This spring two students from Walsh joined others from Fuller and Cameron and participated in an interesting Engineering Challenge. 8th grader Henry Chickering and 7th grader Matt Beaudet were selected to be the Walsh students to work on this great project.They joined Chris Stournaras, Lucxas Quesnel and Eric Jacobson from Fuller, and Anna Kennedy and Ryan Davenport from Cameron.

The students met for several practice sessions at Fuller Middle School with the Tech Ed teacher and Rube Goldberg Team Advisor, Mr. Phil Reitz. For the past several years the three Framingham Middle Schools have joined and put their creative efforts together and faced up to the Rube Goldberg Machine Design Contest at the Fay School in Southborough. This competition is held in conjunction with MIT in Cambridge and has grown from 16 schools to almost 25 schools from the New England area all meeting together on a Saturday in the spring at the Fay School.
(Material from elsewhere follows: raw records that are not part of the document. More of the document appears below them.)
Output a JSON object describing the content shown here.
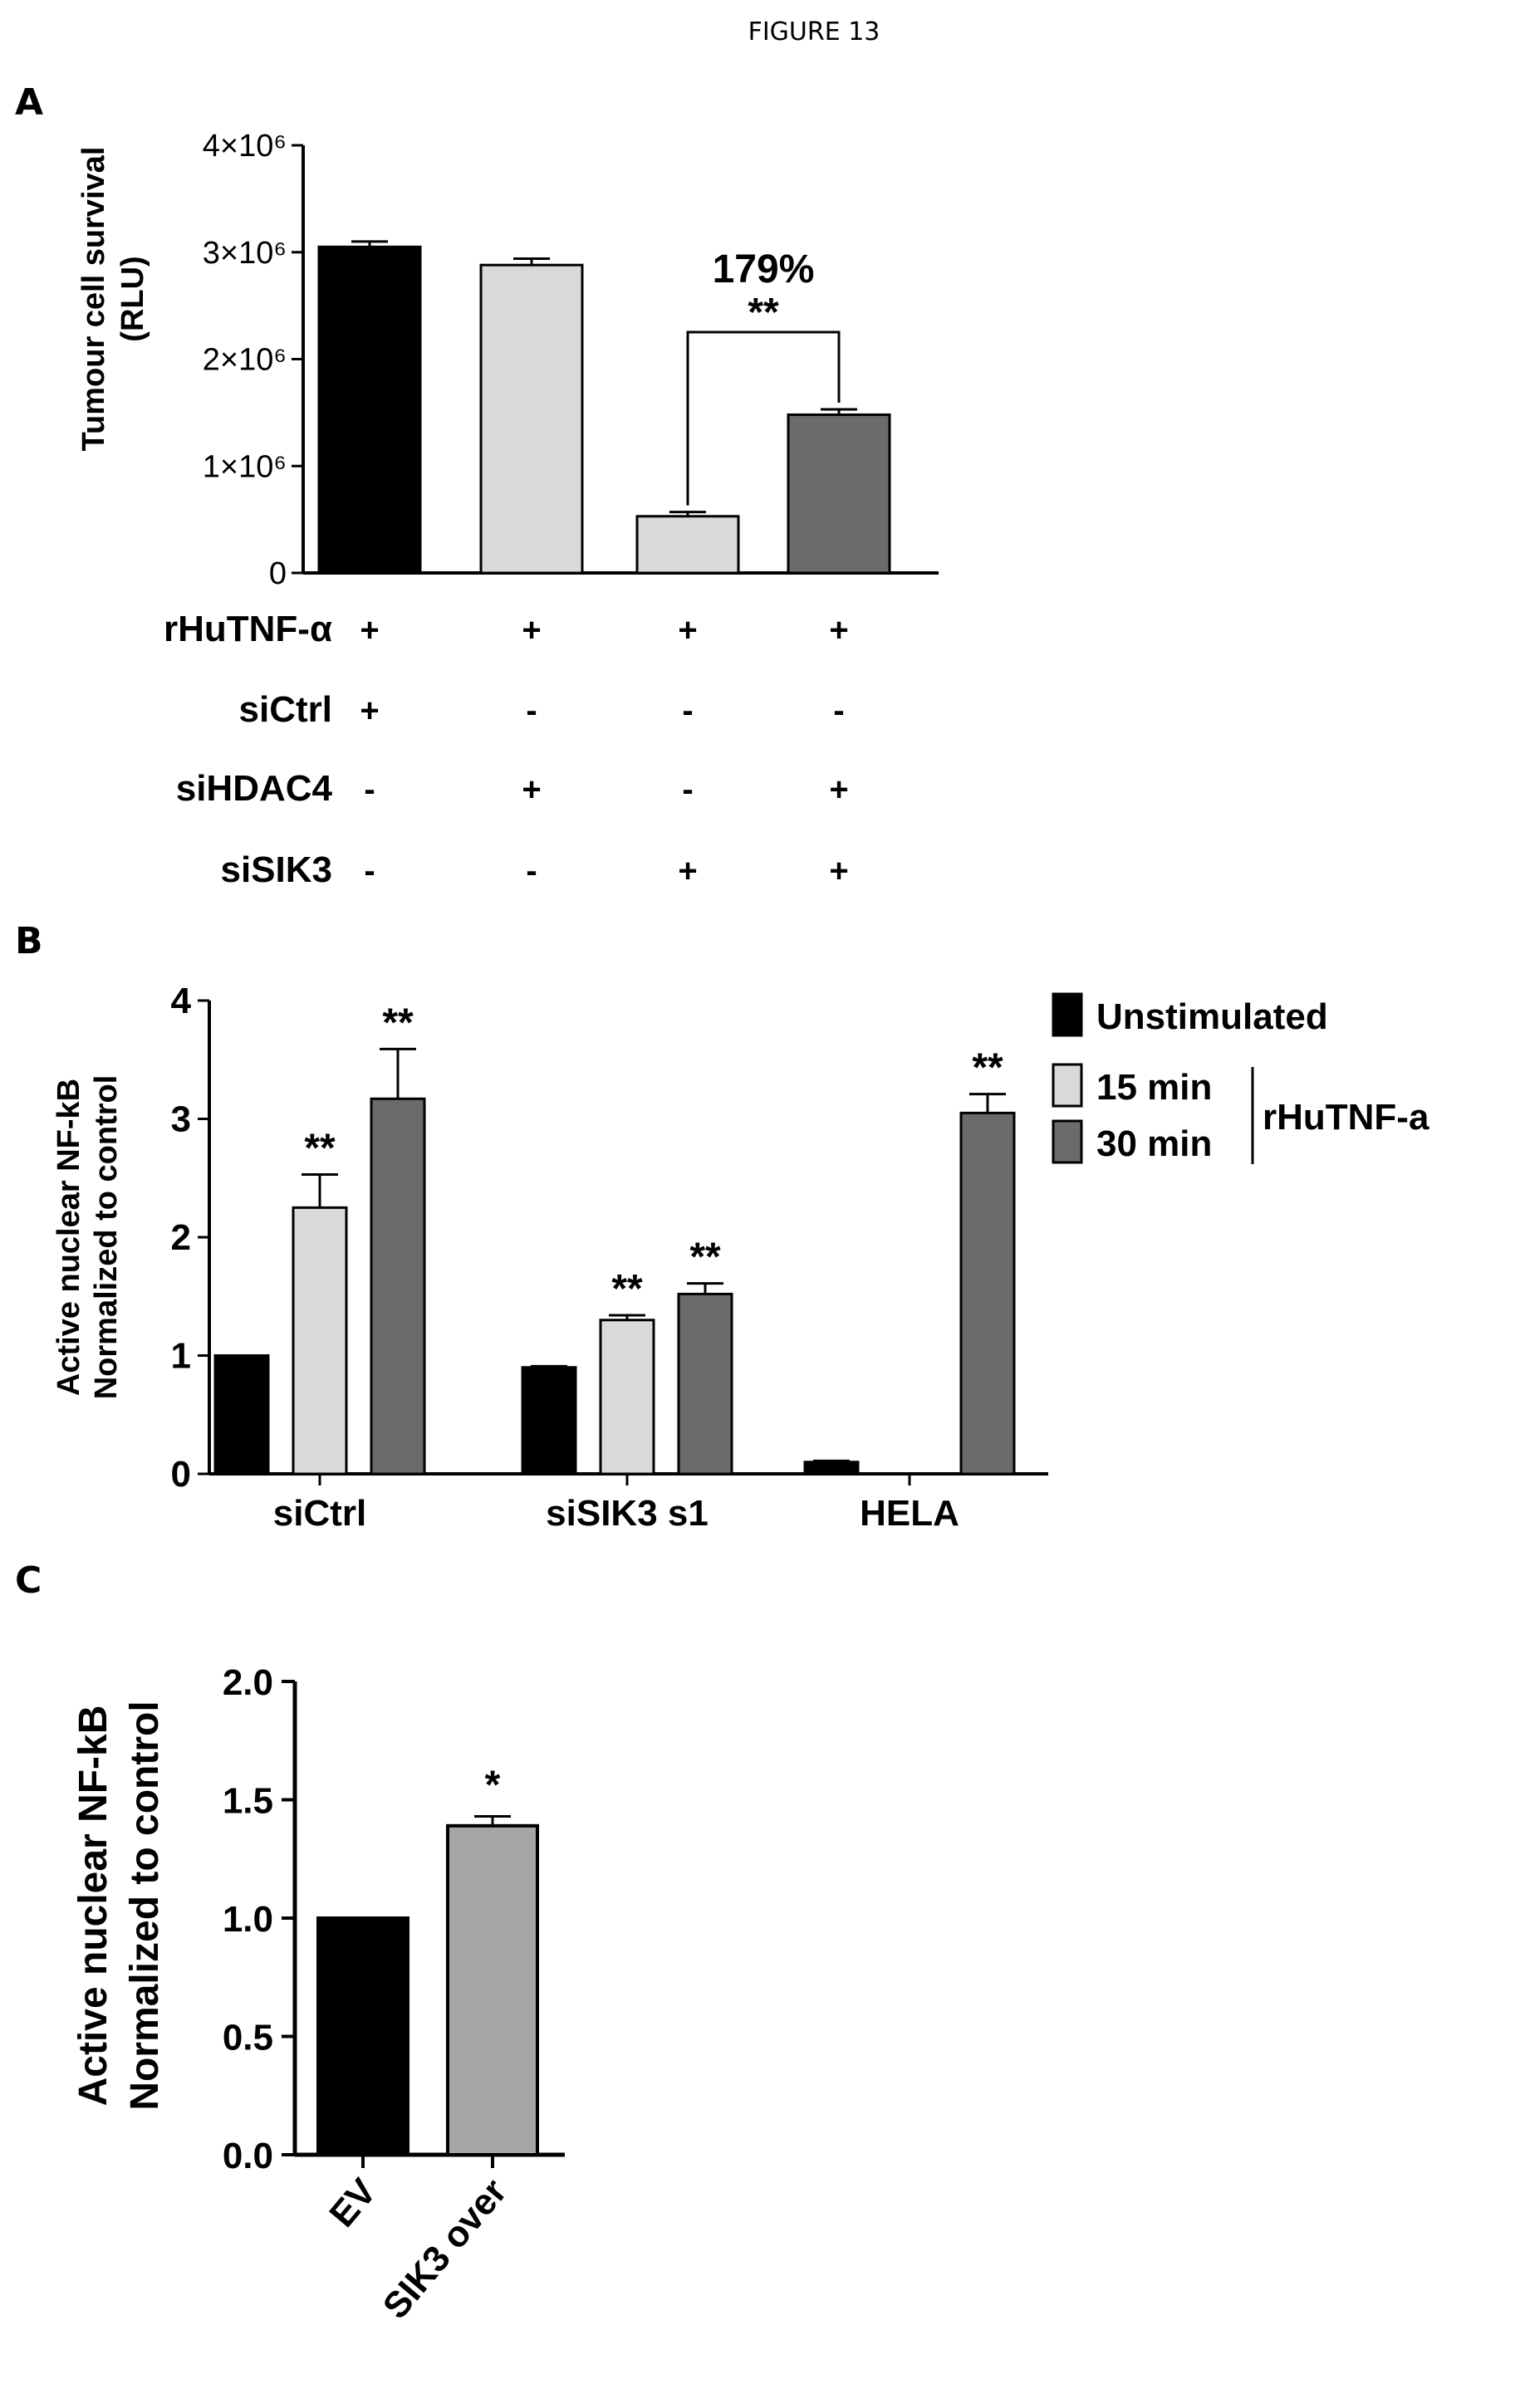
{
  "figure_title": "FIGURE 13",
  "panels": {
    "A": "A",
    "B": "B",
    "C": "C"
  },
  "colors": {
    "black": "#000000",
    "light_gray": "#d9d9d9",
    "dark_gray": "#6b6b6b",
    "medium_gray": "#a6a6a6"
  },
  "chart_data": [
    {
      "type": "bar",
      "panel": "A",
      "ylabel": [
        "Tumour cell survival",
        "(RLU)"
      ],
      "yticks": [
        {
          "value": 0,
          "label": "0"
        },
        {
          "value": 1000000,
          "label": "1×10⁶"
        },
        {
          "value": 2000000,
          "label": "2×10⁶"
        },
        {
          "value": 3000000,
          "label": "3×10⁶"
        },
        {
          "value": 4000000,
          "label": "4×10⁶"
        }
      ],
      "ylim": [
        0,
        4000000
      ],
      "bars": [
        {
          "value": 3050000,
          "error": 50000,
          "color": "#000000"
        },
        {
          "value": 2880000,
          "error": 60000,
          "color": "#d9d9d9"
        },
        {
          "value": 530000,
          "error": 40000,
          "color": "#d9d9d9"
        },
        {
          "value": 1480000,
          "error": 50000,
          "color": "#6b6b6b"
        }
      ],
      "annotation": {
        "percent": "179%",
        "stars": "**",
        "from_bar": 2,
        "to_bar": 3
      },
      "condition_rows": [
        {
          "label": "rHuTNF-α",
          "signs": [
            "+",
            "+",
            "+",
            "+"
          ]
        },
        {
          "label": "siCtrl",
          "signs": [
            "+",
            "-",
            "-",
            "-"
          ]
        },
        {
          "label": "siHDAC4",
          "signs": [
            "-",
            "+",
            "-",
            "+"
          ]
        },
        {
          "label": "siSIK3",
          "signs": [
            "-",
            "-",
            "+",
            "+"
          ]
        }
      ]
    },
    {
      "type": "bar",
      "panel": "B",
      "ylabel": [
        "Active nuclear NF-kB",
        "Normalized to control"
      ],
      "yticks": [
        0,
        1,
        2,
        3,
        4
      ],
      "ylim": [
        0,
        4
      ],
      "categories": [
        "siCtrl",
        "siSIK3 s1",
        "HELA"
      ],
      "series": [
        {
          "name": "Unstimulated",
          "color": "#000000",
          "values": [
            1.0,
            0.9,
            0.1
          ],
          "errors": [
            0,
            0.01,
            0.01
          ],
          "stars": [
            "",
            "",
            ""
          ]
        },
        {
          "name": "15 min",
          "color": "#d9d9d9",
          "values": [
            2.25,
            1.3,
            0
          ],
          "errors": [
            0.28,
            0.04,
            0
          ],
          "stars": [
            "**",
            "**",
            ""
          ]
        },
        {
          "name": "30 min",
          "color": "#6b6b6b",
          "values": [
            3.17,
            1.52,
            3.05
          ],
          "errors": [
            0.42,
            0.09,
            0.16
          ],
          "stars": [
            "**",
            "**",
            "**"
          ]
        }
      ],
      "legend_group_label": "rHuTNF-a",
      "legend_position": "top-right"
    },
    {
      "type": "bar",
      "panel": "C",
      "ylabel": [
        "Active nuclear NF-kB",
        "Normalized to control"
      ],
      "yticks": [
        {
          "value": 0.0,
          "label": "0.0"
        },
        {
          "value": 0.5,
          "label": "0.5"
        },
        {
          "value": 1.0,
          "label": "1.0"
        },
        {
          "value": 1.5,
          "label": "1.5"
        },
        {
          "value": 2.0,
          "label": "2.0"
        }
      ],
      "ylim": [
        0,
        2.0
      ],
      "categories": [
        "EV",
        "SIK3 over"
      ],
      "bars": [
        {
          "value": 1.0,
          "error": 0.0,
          "color": "#000000",
          "star": ""
        },
        {
          "value": 1.39,
          "error": 0.04,
          "color": "#a6a6a6",
          "star": "*"
        }
      ]
    }
  ]
}
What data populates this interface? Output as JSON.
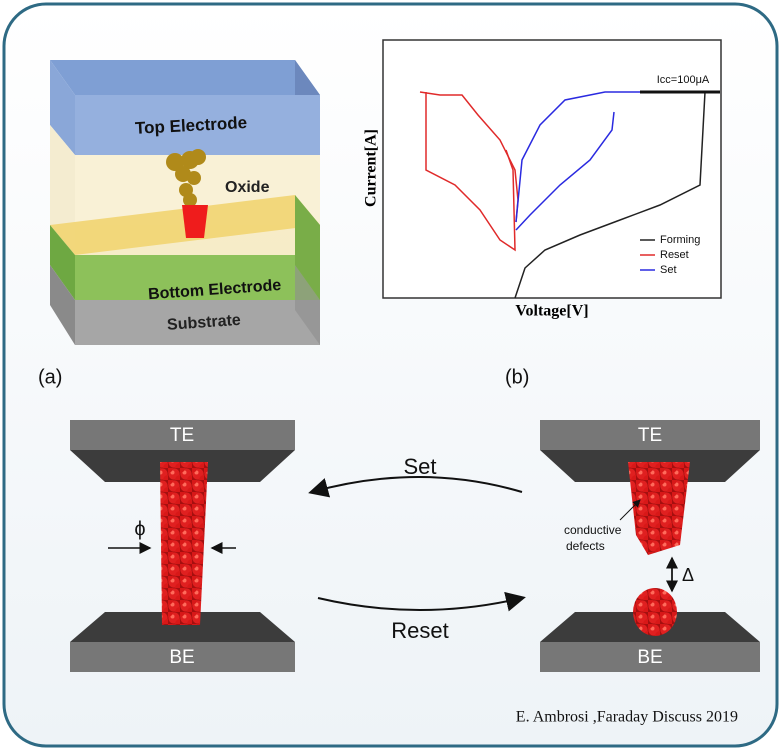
{
  "panel_a": {
    "layers": [
      "Top Electrode",
      "Oxide",
      "Bottom Electrode",
      "Substrate"
    ],
    "label": "(a)"
  },
  "panel_b": {
    "y_label": "Current[A]",
    "x_label": "Voltage[V]",
    "annotation": "Icc=100μA",
    "legend": [
      "Forming",
      "Reset",
      "Set"
    ],
    "label": "(b)"
  },
  "panel_c": {
    "left": {
      "top": "TE",
      "bottom": "BE",
      "symbol": "ϕ"
    },
    "right": {
      "top": "TE",
      "bottom": "BE",
      "note": [
        "conductive",
        "defects"
      ],
      "symbol": "Δ"
    },
    "arrows": [
      "Set",
      "Reset"
    ]
  },
  "citation": "E. Ambrosi ,Faraday Discuss 2019"
}
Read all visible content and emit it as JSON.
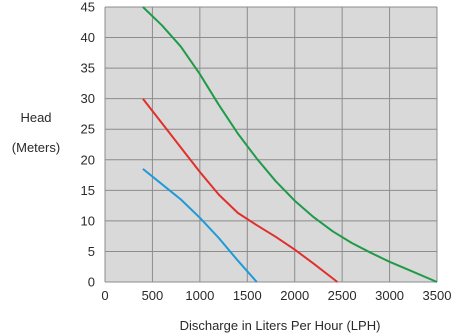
{
  "chart_data": {
    "type": "line",
    "title": "",
    "xlabel": "Discharge in Liters Per Hour (LPH)",
    "ylabel": [
      "Head",
      "(Meters)"
    ],
    "xlim": [
      0,
      3500
    ],
    "ylim": [
      0,
      45
    ],
    "x_ticks": [
      0,
      500,
      1000,
      1500,
      2000,
      2500,
      3000,
      3500
    ],
    "y_ticks": [
      0,
      5,
      10,
      15,
      20,
      25,
      30,
      35,
      40,
      45
    ],
    "grid": true,
    "legend": "none",
    "colors": {
      "plot_background": "#d9d9d9",
      "grid": "#8c8c8c"
    },
    "series": [
      {
        "color": "#1e9ad6",
        "points": [
          [
            400,
            18.5
          ],
          [
            600,
            16
          ],
          [
            800,
            13.5
          ],
          [
            1000,
            10.5
          ],
          [
            1200,
            7.2
          ],
          [
            1400,
            3.5
          ],
          [
            1600,
            0
          ]
        ]
      },
      {
        "color": "#e0302b",
        "points": [
          [
            400,
            30
          ],
          [
            600,
            26
          ],
          [
            800,
            22
          ],
          [
            1000,
            18
          ],
          [
            1200,
            14.3
          ],
          [
            1400,
            11.3
          ],
          [
            1600,
            9.3
          ],
          [
            1800,
            7.4
          ],
          [
            2000,
            5.3
          ],
          [
            2200,
            3
          ],
          [
            2450,
            0
          ]
        ]
      },
      {
        "color": "#1f9b48",
        "points": [
          [
            400,
            45
          ],
          [
            600,
            42
          ],
          [
            800,
            38.5
          ],
          [
            1000,
            34
          ],
          [
            1200,
            29
          ],
          [
            1400,
            24.3
          ],
          [
            1600,
            20.2
          ],
          [
            1800,
            16.5
          ],
          [
            2000,
            13.3
          ],
          [
            2200,
            10.6
          ],
          [
            2400,
            8.3
          ],
          [
            2600,
            6.4
          ],
          [
            2800,
            4.8
          ],
          [
            3000,
            3.3
          ],
          [
            3200,
            2
          ],
          [
            3500,
            0
          ]
        ]
      }
    ]
  }
}
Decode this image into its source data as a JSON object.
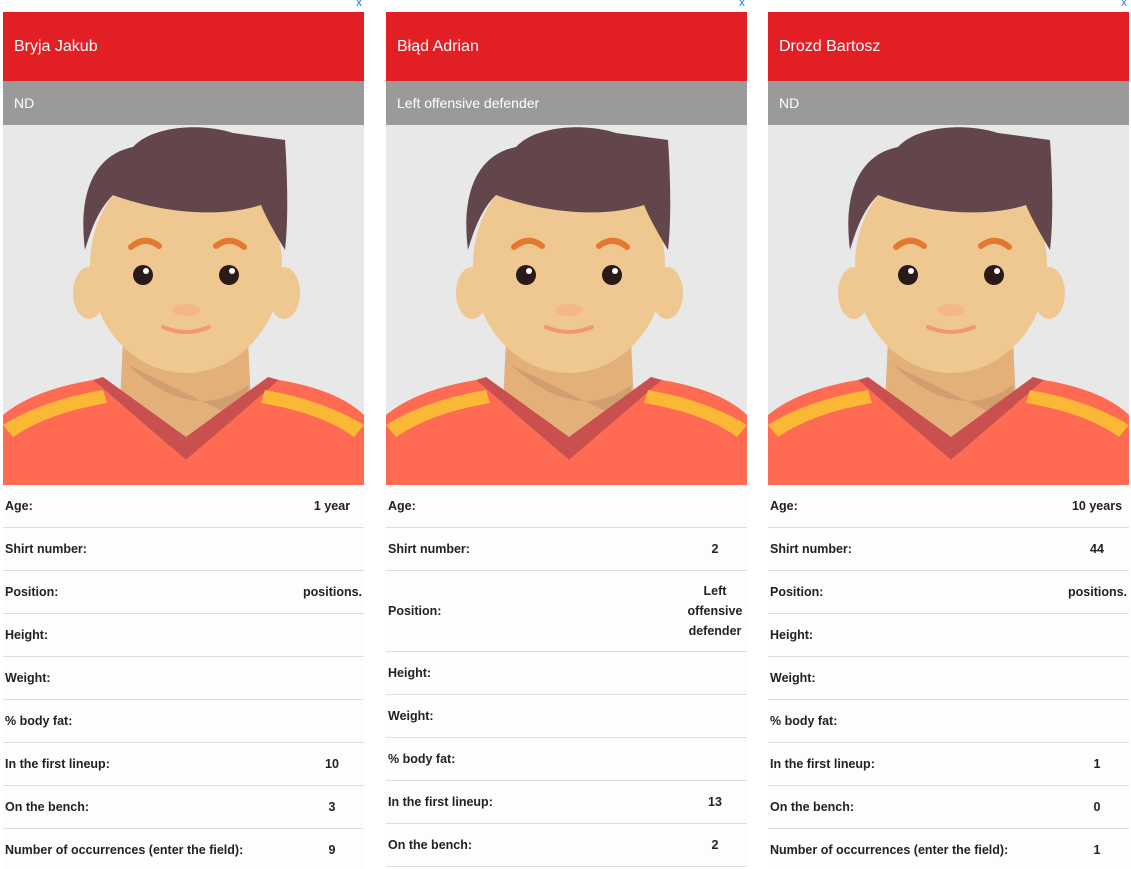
{
  "close_label": "x",
  "colors": {
    "header": "#e21f24",
    "subheader": "#9a9a9a",
    "close": "#2a7ae2"
  },
  "avatar_icon": "player-avatar",
  "players": [
    {
      "name": "Bryja Jakub",
      "subtitle": "ND",
      "stats": [
        {
          "label": "Age:",
          "value": "1 year"
        },
        {
          "label": "Shirt number:",
          "value": ""
        },
        {
          "label": "Position:",
          "value": "positions."
        },
        {
          "label": "Height:",
          "value": ""
        },
        {
          "label": "Weight:",
          "value": ""
        },
        {
          "label": "% body fat:",
          "value": ""
        },
        {
          "label": "In the first lineup:",
          "value": "10"
        },
        {
          "label": "On the bench:",
          "value": "3"
        },
        {
          "label": "Number of occurrences (enter the field):",
          "value": "9"
        }
      ]
    },
    {
      "name": "Błąd Adrian",
      "subtitle": "Left offensive defender",
      "stats": [
        {
          "label": "Age:",
          "value": ""
        },
        {
          "label": "Shirt number:",
          "value": "2"
        },
        {
          "label": "Position:",
          "value": "Left offensive defender"
        },
        {
          "label": "Height:",
          "value": ""
        },
        {
          "label": "Weight:",
          "value": ""
        },
        {
          "label": "% body fat:",
          "value": ""
        },
        {
          "label": "In the first lineup:",
          "value": "13"
        },
        {
          "label": "On the bench:",
          "value": "2"
        }
      ]
    },
    {
      "name": "Drozd Bartosz",
      "subtitle": "ND",
      "stats": [
        {
          "label": "Age:",
          "value": "10 years"
        },
        {
          "label": "Shirt number:",
          "value": "44"
        },
        {
          "label": "Position:",
          "value": "positions."
        },
        {
          "label": "Height:",
          "value": ""
        },
        {
          "label": "Weight:",
          "value": ""
        },
        {
          "label": "% body fat:",
          "value": ""
        },
        {
          "label": "In the first lineup:",
          "value": "1"
        },
        {
          "label": "On the bench:",
          "value": "0"
        },
        {
          "label": "Number of occurrences (enter the field):",
          "value": "1"
        }
      ]
    }
  ]
}
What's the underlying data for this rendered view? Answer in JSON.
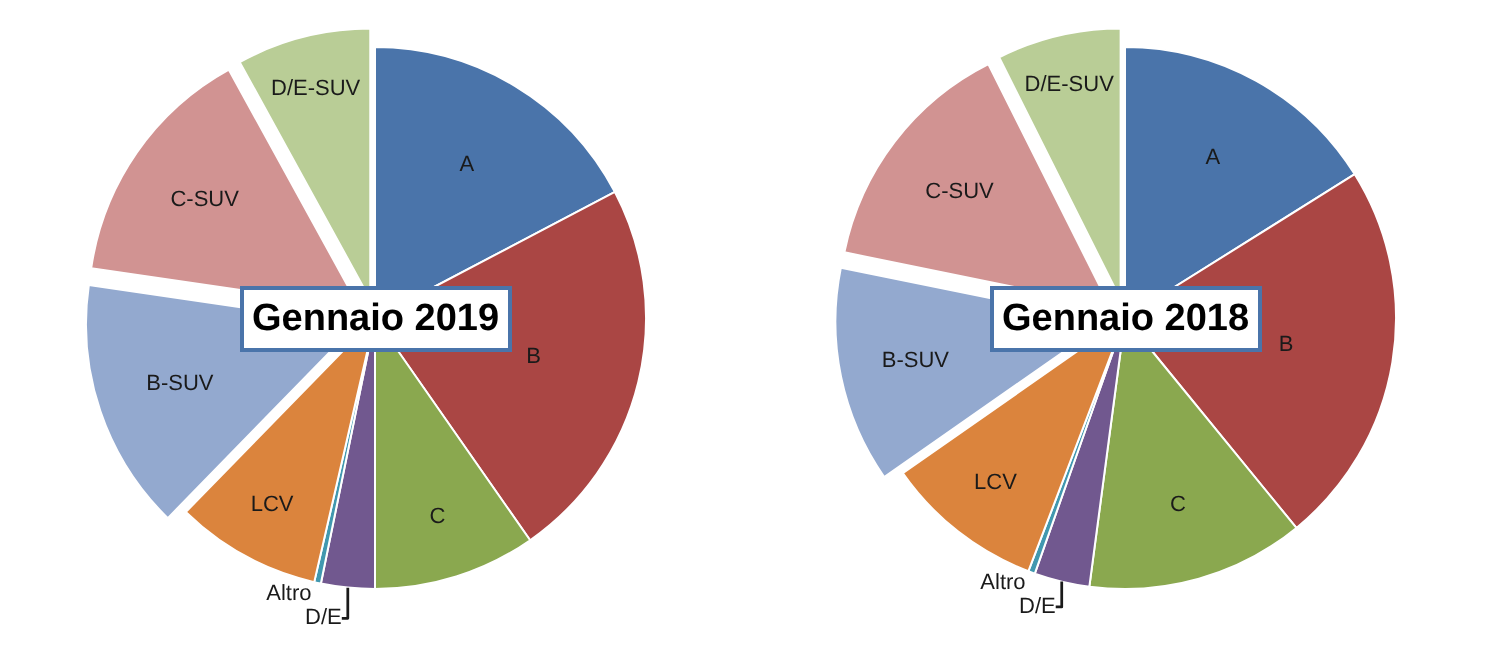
{
  "chart_data": [
    {
      "type": "pie",
      "title": "Gennaio 2019",
      "categories": [
        "A",
        "B",
        "C",
        "D/E",
        "Altro",
        "LCV",
        "B-SUV",
        "C-SUV",
        "D/E-SUV"
      ],
      "values": [
        17.3,
        23,
        9.7,
        3.2,
        0.4,
        8.7,
        15,
        14.7,
        8
      ],
      "colors": [
        "#4a74aa",
        "#aa4644",
        "#8aa84f",
        "#71588f",
        "#4198af",
        "#db843d",
        "#93a9cf",
        "#d19392",
        "#b9cd96"
      ]
    },
    {
      "type": "pie",
      "title": "Gennaio 2018",
      "categories": [
        "A",
        "B",
        "C",
        "D/E",
        "Altro",
        "LCV",
        "B-SUV",
        "C-SUV",
        "D/E-SUV"
      ],
      "values": [
        16.1,
        23,
        13,
        3.3,
        0.4,
        9.5,
        12.9,
        14.4,
        7.4
      ],
      "colors": [
        "#4a74aa",
        "#aa4644",
        "#8aa84f",
        "#71588f",
        "#4198af",
        "#db843d",
        "#93a9cf",
        "#d19392",
        "#b9cd96"
      ]
    }
  ]
}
Each year students are posed with a new challenge that plays off of the works of the artist/engineer, Rube Goldberg. If you know his work, you'll realize that it is just a little bit quirky! Drawing and publishing most of his cartoons in the 1930's - 1960's, Goldberg loved to poke some fun at how overly technological our society was becoming. He drew machines and devices that had multiple steps, far more than were really necessary to complete an otherwise simple task.
A few of the challenges in the recent years have included - "Pouring 8 ounces of water onto a plant." "Turning the pages of a book." And, this year's challenge which Henry and Matt worked on was to - "Staple three pages of paper together."
All these may sound simple enough, but the main criteria that makes it a "Rube Goldberg" device is that it often will have 20 steps or more to complete the task! Picture swinging pendulums, marbles rolling, a Slinky that turns into a curling and curving slide, weights dropping, balloons popping, lots of duct tape...and, much, much more! All to get 3 pieces of paper stapled together! On the day of the competition each competing school team is given the exact same materials and challenge -- to build a device of their own creation that includes multiple steps and completes the exact same task....though each school team seems to go about this in very different ways! Throughout the afternoon, judges are roaming around asking teams questions about their contraptions and even taking notes as to the work and creativity involved. By the end of the day winners in different categories are announced to a gymnasium full of teams and families!
This year's crew from Framingham didn't win the competition, but they certainly came up with a very creative looking contraption that did the job in an admirable amount of steps and had a fun time doing it! But, winning isn't really what this kind of competition is about. It really is a chance for our students to do some critical and creative thinking; working together as a team to build a fun and challenging device; and just a chance to enjoy using our minds to expand beyond our everyday thinking and patterns. Thinking outside of the box!



Great job Matt and Henry. Your idea is extremely creative and interesting. I wish more students did this. I'd love to see how it works some time.